Date 28 September 2014
Event ESMO 2014
Session Poster Display session
Topics Anticancer Agents
Cancer in Special Situations
Biological Therapy
Presenter Robert Strother
Citation Annals of Oncology (2014) 25 (suppl_4): iv546-iv563. 10.1093/annonc/mdu358
Authors R.M. Strother1, N. Busakhala2, E. Njiru3, D. Jones4, A. Masters4, P. Loehrer5
  • 1Oncology, Christchurch Hospital, 8140 - Christchurch/NZ
  • 2Oncology, Moi University, Eldoret/KE
  • 3Oncology, Moi Teaching and Referral Hospital, Eldoret/KE
  • 4Clinical Pharmacology, Indiana University School of Medicine, Indianapolis/US
  • 5Oncology, IU Simon Cancer Center, Indianapolis/US



Recent trials in SSA have shown OE is effective for palliation of KS symptoms, in patients without access to ART. OE PK exhibit high intersubject variability, and the dose-limiting side effect of OE, neutropenia, is related to etoposide exposure. The clinical risk of neutropenia is significantly higher in resource-limited settings, where access to supportive care may be limited. To date, the PK of OE in SSA populations has not been described; therefore the safety of OE is poorly defined. This trial describes first-dose PK of OE in Kenyan patients with HIV-related KS on ART.


This clinical trial was IRB approved. HIV-positive adults (≥18 yo) with biopsy-proven KS, without prior KS therapy, but on ART were eligible for participation. Following informed consent, patients were given 50 mg oral etoposide (IV formulation), with collection of dried blood spots for subsequent PK analysis at pre-dose, 1, 2, 4, 6, and 8 hours post-dose. Following liquid extraction of the dried blood spots, etoposide concentrations were measured using a validated HPLC-MS/MS assay with teniposide as internal standard. Non-compartmental PK analysis was performed using the linear trapezoidal rule in MS-Excel.

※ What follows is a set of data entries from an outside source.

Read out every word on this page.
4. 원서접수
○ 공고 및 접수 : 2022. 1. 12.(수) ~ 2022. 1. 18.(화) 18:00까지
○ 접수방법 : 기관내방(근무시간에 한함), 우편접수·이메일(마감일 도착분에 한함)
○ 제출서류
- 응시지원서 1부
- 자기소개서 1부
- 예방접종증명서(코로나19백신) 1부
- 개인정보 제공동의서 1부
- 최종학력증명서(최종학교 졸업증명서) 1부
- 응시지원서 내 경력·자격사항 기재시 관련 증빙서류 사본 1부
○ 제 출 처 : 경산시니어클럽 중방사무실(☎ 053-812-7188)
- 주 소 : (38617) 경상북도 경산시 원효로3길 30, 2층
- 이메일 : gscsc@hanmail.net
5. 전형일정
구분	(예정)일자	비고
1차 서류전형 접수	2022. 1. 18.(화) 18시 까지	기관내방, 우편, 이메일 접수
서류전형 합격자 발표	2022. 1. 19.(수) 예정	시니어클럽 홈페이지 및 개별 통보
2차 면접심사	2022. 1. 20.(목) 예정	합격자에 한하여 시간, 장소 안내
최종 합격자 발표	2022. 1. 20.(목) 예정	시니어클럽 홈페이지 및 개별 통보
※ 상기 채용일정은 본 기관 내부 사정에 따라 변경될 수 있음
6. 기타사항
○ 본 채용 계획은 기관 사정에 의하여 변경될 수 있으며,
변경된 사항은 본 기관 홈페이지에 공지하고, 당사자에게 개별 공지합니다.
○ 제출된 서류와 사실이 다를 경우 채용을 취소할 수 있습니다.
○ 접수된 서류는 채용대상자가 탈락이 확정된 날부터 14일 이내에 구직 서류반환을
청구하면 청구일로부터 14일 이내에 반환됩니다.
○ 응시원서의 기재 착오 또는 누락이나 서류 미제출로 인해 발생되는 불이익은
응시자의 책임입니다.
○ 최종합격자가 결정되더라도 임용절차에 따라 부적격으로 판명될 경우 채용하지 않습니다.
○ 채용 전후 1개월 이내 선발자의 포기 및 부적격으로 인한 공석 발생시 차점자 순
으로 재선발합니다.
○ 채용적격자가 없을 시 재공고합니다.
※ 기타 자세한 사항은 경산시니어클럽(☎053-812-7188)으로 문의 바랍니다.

29 subjects participated in this clinical trial. Day 1 PK parameters are presented. Patients were on several different ART regimens, although none were on ritonavir, a known strong inhibitor of etoposide metabolism.

PK Parameters of OE
PK Parameter Mean Coefficient of Variation (CV%) Range
Cmax (ng/mL) 611.7 36 114-1001
Tmax (h) 1.2 35 874-14760
AUC (0-inf) (ng/L.h) 3998 70 874-14760
CL/F (L/h) 18.25 64 3.39-57.21
Vd (L) 107 69 50-420


This study is the first to describe the PK of OE in Kenyans with HIV-associated KS on ART. While OE has exhibited high intersubject variability in prior studies, this study showed higher variability than previously reported: CV% in prior reports has generally been less than 50%, and in the present study is 60-70%. Ongoing analysis is exploring the role, if any, of body composition, co-medications, and genetics on the described PK variability. This preliminary data demonstrates that OE in a SSA population exhibits high intersubject variability, and therefore to ensure safety in this population, further study is needed of etoposide kinetics.


All authors have declared no conflicts of interest.